I would let those irritants get to me and carry them with me for hours. You can say you won’t sweat the small stuff, but unless you’re given perspective, and understand that it’s truly small stuff, that’s what you’re gonna do.”

Soon Simpson is goofing around on the skateboard: rolling across the studio, pulling faces, holding poses, suggesting shots, loving the vivid threads, making sure, of course, that everyone’s happy. He’s in and out of the dressing room like an unleashed puppy – one containing six espressos’ worth of caffeine. He’s chopping and changing his hair, switching spectacle frames. At one point, he’s literally bouncing off the walls, board in hand.

I wonder what he’s like when he’s had a good night’s kip. As Del Pizzo tells me, among many loving compliments, it’s like he’s from another planet. If so, he’s one of those nice aliens. Mork, maybe, or a good-looking ET.

As he goes to change back into his civvies, Simpson beckons me. He really wants to talk about Unsolved. In it, Simpson plays Detective Russell Poole, who went to the grave convinced of a conspiracy connecting the LAPD, Death Row Records and the murders of Tupac Shakur and Biggie Smalls. It doesn’t even have a UK air date, but so keen is Simpson to mention Unsolved, he’s doing it uncovered. For the first time in my career, I’m interviewing an actor in his smalls.

“I’m proud to be part of a show that’s important,” he says. “It’s bringing up a dialogue in a country that has chosen to ignore how racist it is until we have a racist president. We’ve let this river of hate keep flowing. It’s broken through and the volcano’s name is Trump.”

It’s about the big stuff again.
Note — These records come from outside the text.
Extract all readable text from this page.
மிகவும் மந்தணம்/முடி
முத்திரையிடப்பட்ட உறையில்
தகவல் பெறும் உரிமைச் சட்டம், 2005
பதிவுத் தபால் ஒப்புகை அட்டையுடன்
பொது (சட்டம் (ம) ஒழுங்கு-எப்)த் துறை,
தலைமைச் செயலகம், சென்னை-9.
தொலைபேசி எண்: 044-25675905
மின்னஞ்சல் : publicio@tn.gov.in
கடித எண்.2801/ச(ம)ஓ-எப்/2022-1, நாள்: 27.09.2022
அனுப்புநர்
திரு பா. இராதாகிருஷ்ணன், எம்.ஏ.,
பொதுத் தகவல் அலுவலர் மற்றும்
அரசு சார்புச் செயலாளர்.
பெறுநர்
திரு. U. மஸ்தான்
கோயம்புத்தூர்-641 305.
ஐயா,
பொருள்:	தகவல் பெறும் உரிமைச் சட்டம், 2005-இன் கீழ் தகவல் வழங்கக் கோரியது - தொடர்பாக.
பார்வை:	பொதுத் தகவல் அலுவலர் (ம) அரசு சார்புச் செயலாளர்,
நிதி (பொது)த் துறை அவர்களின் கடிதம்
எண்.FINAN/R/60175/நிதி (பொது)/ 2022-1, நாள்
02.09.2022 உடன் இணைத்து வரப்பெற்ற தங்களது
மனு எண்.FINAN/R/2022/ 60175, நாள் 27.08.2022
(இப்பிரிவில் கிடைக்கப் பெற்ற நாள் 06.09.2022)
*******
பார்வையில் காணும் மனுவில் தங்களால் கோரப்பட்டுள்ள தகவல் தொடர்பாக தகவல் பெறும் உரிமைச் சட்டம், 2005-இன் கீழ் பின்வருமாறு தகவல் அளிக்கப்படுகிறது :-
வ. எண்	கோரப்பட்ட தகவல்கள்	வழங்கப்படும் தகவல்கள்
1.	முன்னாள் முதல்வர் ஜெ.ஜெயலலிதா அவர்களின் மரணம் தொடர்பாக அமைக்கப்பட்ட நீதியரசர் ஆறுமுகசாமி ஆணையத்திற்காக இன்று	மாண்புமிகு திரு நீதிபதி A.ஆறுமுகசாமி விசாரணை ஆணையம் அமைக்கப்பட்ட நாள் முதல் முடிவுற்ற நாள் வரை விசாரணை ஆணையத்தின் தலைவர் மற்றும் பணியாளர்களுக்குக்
His taxi is waiting outside and, while everyone else is getting twitchy, he’s still in his underpants talking about racism. As we google the estimated time to Heathrow, he’s shaking everyone’s hand, thanking them individually. That’s what you take away from Jimmi Simpson: he makes you want to stop sweating the small stuff. You can’t, obviously, but you want to – and that’s a start.